I do believe Sebastian was moved by the overwhelming response to the course. The professors had Q&A sessions where you could get a sense of how they felt about the course. They also participated in a round-table discussion about the future of on-line education with the Salman Khan.

The Khan Academy is a not-for-profit educational organization, created in 2006 by Bangladeshi American educator Salman Khan, a graduate of MIT. With the stated mission of “providing a high quality education to anyone, anywhere”, the website supplies a free online collection of more than 2,900 micro lectures via video tutorials stored on YouTube teaching Mathematics, History, Healthcare & Medicine, Finance, Physics, Chemistry, Biology, Astronomy, Economics, Cosmology and Computer Science.

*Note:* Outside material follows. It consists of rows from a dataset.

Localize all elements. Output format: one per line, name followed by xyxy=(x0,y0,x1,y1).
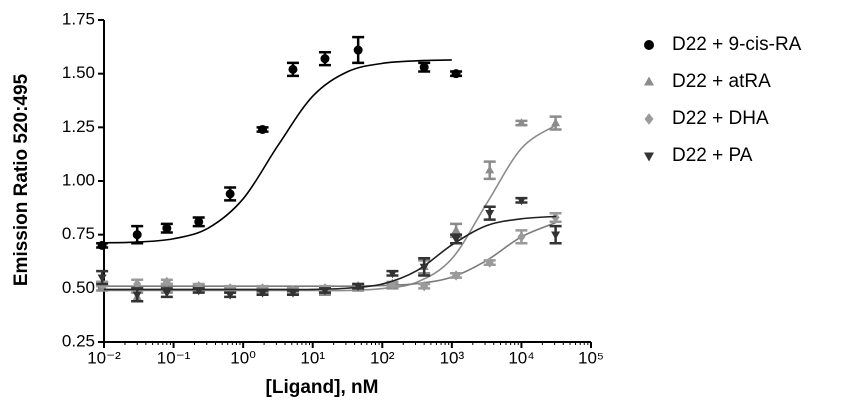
marker xyxy=(644,76,654,86)
marker xyxy=(419,263,429,272)
marker xyxy=(485,210,495,219)
x-tick-label: 10⁵ xyxy=(578,348,604,367)
marker xyxy=(451,235,461,244)
marker xyxy=(517,231,526,242)
x-tick-label: 10⁻² xyxy=(87,348,121,367)
marker xyxy=(162,223,172,233)
y-tick-label: 0.75 xyxy=(62,224,95,243)
marker xyxy=(451,69,461,79)
y-tick-label: 0.25 xyxy=(62,331,95,350)
marker xyxy=(551,212,560,223)
marker xyxy=(225,189,235,199)
x-tick-label: 10⁴ xyxy=(508,348,534,367)
marker xyxy=(485,257,494,268)
marker xyxy=(353,283,363,292)
marker xyxy=(353,45,363,55)
marker xyxy=(97,240,107,250)
x-tick-label: 10³ xyxy=(440,348,465,367)
legend-label: D22 + 9-cis-RA xyxy=(672,34,802,55)
marker xyxy=(258,289,268,298)
marker xyxy=(551,118,561,127)
x-tick-label: 10² xyxy=(370,348,395,367)
marker xyxy=(551,231,561,240)
marker xyxy=(320,54,330,64)
marker xyxy=(97,274,107,283)
y-tick-label: 1.75 xyxy=(62,9,95,28)
marker xyxy=(133,278,142,290)
marker xyxy=(516,118,526,127)
marker xyxy=(388,278,397,290)
legend-label: D22 + atRA xyxy=(672,71,771,92)
marker xyxy=(452,270,461,281)
y-tick-label: 0.50 xyxy=(62,278,95,297)
marker xyxy=(644,113,654,125)
marker xyxy=(485,165,495,174)
marker xyxy=(387,270,397,279)
marker xyxy=(194,287,204,296)
legend-label: D22 + DHA xyxy=(672,108,769,129)
marker xyxy=(162,276,171,288)
marker xyxy=(288,289,298,298)
marker xyxy=(132,291,142,300)
marker xyxy=(451,225,461,234)
marker xyxy=(644,40,654,50)
marker xyxy=(132,230,142,240)
x-axis-title: [Ligand], nM xyxy=(266,377,379,398)
marker xyxy=(420,281,429,292)
marker xyxy=(516,197,526,206)
y-axis-title: Emission Ratio 520:495 xyxy=(11,73,32,286)
x-tick-label: 10⁻¹ xyxy=(157,348,191,367)
marker xyxy=(320,287,330,296)
y-tick-label: 1.50 xyxy=(62,63,95,82)
fit-curve xyxy=(103,124,557,292)
y-tick-label: 1.00 xyxy=(62,170,95,189)
marker xyxy=(288,64,298,74)
legend-label: D22 + PA xyxy=(672,145,753,166)
marker xyxy=(644,152,654,162)
x-tick-label: 10¹ xyxy=(300,348,325,367)
marker xyxy=(419,62,429,72)
fit-curve xyxy=(103,59,452,244)
marker xyxy=(225,291,235,300)
marker xyxy=(226,283,235,294)
marker xyxy=(194,217,204,227)
marker xyxy=(194,281,203,292)
marker xyxy=(258,124,268,134)
y-tick-label: 1.25 xyxy=(62,117,95,136)
marker xyxy=(162,289,172,298)
x-tick-label: 10⁰ xyxy=(230,348,256,367)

http://www.ted.com/talks/salman_khan_let_s_use_video_to_reinvent_education.html

Sebastian is a smart guy and this moment was probably the best time for him to start a new company. He got a lot of press for his Stamford class and the work his team did on the robotic car. It was time to, ‘strike while the iron is hot.’

On a side note, I had signed up for the Stanford Natural Language Processing course and for some undisclosed reason this course was put on hold:

We hope you are as excited as we are for the forthcoming launch of Natural Language Processing! Unfortunately, we’ve just learned that the launch of the NLP class (and all our other online courses here) has been delayed for reasons beyond our control. We aren’t sure how long the delay will be - the range is from a few days to a week or possibly several weeks. We’ll let you know a firm date as soon as we possibly can.


I wonder if the 2 events are related.